Cela implique d’avoir conscience de nos limites et de se sentir légitime dans l’expression de leur respect (en toute bienveillance, c’est-à-dire sans crier, critiquer, menacer, ou exploser en crise de colère ou de larmes).

Pour les adultes, les limites sont donc un thème primordial dans l’équilibre. Pour les enfants, cela l’est encore plus, d’autant qu’ils ne connaissent pas encore leurs propres limites et qu’on leur demande de tenir compte des nôtres…alors qu’ils maitrisent déjà mal l’art de communiquer.

Au fil des pages de cet ouvrage, nous comprenons que les limites camouflent des besoins et en cela nous rejoignons le discours de Marshall Rosenberg avec la communication non-violente.

Mais revenons sur nos limites et les façons de les présenter afin de respecter les individualité et mieux collaborer.

Notons qu’il est important de réfléchir à « froid » à l’énoncé de nos limites car notre schéma de pensée se structure ainsi tranquillement et prendra le relai même si nous sommes excédés et fatigués.

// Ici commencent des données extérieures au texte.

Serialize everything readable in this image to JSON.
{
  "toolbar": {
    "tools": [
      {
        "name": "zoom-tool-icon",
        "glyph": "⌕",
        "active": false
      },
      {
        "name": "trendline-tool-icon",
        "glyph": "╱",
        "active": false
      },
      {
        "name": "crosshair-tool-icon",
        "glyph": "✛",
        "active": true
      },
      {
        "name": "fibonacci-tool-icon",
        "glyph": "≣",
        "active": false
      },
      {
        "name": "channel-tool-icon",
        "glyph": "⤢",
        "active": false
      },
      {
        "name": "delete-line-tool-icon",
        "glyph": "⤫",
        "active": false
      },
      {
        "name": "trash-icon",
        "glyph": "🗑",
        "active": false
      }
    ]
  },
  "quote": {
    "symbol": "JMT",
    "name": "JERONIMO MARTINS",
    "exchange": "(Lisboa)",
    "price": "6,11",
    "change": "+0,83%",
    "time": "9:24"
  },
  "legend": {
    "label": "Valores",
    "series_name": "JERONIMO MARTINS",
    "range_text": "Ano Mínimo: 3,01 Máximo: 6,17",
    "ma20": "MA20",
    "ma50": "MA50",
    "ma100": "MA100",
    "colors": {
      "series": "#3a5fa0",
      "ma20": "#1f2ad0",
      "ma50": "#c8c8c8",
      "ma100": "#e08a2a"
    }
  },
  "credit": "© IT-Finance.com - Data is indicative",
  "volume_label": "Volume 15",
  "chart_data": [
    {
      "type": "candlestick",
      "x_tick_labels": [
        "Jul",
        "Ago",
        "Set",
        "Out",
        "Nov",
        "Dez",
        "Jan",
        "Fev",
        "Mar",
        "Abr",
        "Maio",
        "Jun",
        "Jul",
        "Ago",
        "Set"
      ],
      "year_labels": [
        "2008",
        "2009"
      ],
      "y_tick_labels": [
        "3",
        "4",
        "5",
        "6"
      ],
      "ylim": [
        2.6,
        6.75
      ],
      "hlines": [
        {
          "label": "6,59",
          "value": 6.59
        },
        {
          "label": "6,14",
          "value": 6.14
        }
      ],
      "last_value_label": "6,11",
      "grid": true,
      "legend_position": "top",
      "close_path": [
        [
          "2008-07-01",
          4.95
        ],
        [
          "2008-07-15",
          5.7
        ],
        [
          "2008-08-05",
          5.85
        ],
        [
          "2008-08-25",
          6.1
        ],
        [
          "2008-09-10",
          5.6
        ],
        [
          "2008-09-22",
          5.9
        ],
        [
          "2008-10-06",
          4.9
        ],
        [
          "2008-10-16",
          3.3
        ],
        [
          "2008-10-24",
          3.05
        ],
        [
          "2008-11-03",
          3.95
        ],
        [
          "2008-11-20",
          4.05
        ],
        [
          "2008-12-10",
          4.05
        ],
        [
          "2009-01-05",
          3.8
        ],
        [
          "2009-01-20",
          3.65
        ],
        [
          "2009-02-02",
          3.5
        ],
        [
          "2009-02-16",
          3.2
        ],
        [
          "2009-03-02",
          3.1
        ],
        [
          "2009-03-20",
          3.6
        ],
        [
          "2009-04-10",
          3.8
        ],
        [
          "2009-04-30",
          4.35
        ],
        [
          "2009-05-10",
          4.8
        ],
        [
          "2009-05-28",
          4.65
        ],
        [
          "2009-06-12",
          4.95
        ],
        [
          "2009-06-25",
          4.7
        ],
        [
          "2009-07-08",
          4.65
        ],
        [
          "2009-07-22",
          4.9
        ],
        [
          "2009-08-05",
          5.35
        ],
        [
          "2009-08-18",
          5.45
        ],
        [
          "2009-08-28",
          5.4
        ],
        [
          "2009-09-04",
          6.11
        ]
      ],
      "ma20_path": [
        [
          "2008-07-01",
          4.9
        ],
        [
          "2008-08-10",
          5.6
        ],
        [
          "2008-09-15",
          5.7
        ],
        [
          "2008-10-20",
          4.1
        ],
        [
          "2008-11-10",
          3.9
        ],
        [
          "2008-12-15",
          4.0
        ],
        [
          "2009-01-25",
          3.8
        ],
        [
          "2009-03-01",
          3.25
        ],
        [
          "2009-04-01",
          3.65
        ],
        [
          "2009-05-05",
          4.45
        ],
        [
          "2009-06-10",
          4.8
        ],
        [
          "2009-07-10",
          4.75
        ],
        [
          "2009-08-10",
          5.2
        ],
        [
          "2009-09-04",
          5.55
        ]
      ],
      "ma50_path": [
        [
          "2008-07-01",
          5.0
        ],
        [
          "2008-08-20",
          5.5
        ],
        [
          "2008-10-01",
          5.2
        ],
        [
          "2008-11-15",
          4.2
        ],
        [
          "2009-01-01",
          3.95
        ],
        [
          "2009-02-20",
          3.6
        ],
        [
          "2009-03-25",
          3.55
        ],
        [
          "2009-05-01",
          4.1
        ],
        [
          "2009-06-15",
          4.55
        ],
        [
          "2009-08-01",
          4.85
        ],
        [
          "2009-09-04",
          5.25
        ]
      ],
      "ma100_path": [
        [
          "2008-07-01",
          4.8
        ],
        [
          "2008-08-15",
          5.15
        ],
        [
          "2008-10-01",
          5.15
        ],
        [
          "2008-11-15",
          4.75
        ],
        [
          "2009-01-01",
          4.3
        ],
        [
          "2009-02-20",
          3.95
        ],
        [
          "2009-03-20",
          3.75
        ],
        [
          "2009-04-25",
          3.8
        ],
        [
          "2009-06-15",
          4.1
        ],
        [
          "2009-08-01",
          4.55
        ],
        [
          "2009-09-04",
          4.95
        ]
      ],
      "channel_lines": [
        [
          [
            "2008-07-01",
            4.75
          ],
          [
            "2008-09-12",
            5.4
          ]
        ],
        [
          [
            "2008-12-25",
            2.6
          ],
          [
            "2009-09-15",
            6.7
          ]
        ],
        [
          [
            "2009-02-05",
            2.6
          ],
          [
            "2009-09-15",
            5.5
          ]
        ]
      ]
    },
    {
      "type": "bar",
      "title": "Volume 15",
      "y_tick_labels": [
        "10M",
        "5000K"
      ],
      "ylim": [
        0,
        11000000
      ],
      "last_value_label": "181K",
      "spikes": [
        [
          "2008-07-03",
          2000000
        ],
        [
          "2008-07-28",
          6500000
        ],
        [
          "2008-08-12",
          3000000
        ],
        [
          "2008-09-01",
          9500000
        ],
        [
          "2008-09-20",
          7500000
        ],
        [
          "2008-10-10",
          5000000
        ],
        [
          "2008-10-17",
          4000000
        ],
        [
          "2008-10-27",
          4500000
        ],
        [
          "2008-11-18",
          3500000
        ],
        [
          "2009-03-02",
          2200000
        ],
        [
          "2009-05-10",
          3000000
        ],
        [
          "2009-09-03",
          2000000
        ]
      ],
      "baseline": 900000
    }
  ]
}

Attention, il est loin d’être évident d’exprimer clairement nos limites sans attaquer autrui quant à son manque d’écoute (jugement erroné la plupart du temps). Or un reproche n’a jamais été une demande…c’est plutôt l’étincelle qui allume la poudre.

Ajoutons que les conflits et oppositions sont malheureusement impossibles à éviter mais qu’ils doivent se dérouler au maximum dans le respect afin que chacun avance dans la connaissance de soi et de l’autre ainsi que dans l’apprentissage d’un dialogue « conscient » et constructif (au lieu de dominant et destructif).

Voici donc quelques manières à supprimer de notre répertoire car le message qu’elles contiennent ne contribuent pas à la collaboration et est plutôt blessant pour l’enfant (et frustrant pour nous car nous ne serons toujours pas compris) :

 

« Je ne veux pas que tu joues de la musique maintenant, j’ai une migraine. » « Pourquoi est-ce que tu joues toujours de la musique quand tu sais que je suis fatigué(e) ? »

Ces deux formulations font ressentir à l’enfant de la culpabilité et entendre un reproche grave quant à l’attachement résumé par cette phrase : « si tu m’aimais, tu connaitrais mes besoins ».

 

« Combien de fois faut-il que je te dise que je veux la paix quand je suis fatigué ? On ne peut même plus avoir la paix chez soi maintenant ? »

Dans ce cas, l’enfant comprend qu’il est un idiot, égoïste et sans mémoire. Il reçoit la responsabilité du bien-être de son parent.

 

« Non, pour l’instant je ne veux pas te raconter une histoire, je préfère lire mon journal. » « Tu dois attendre, moi aussi j’ai le droit de vivre. »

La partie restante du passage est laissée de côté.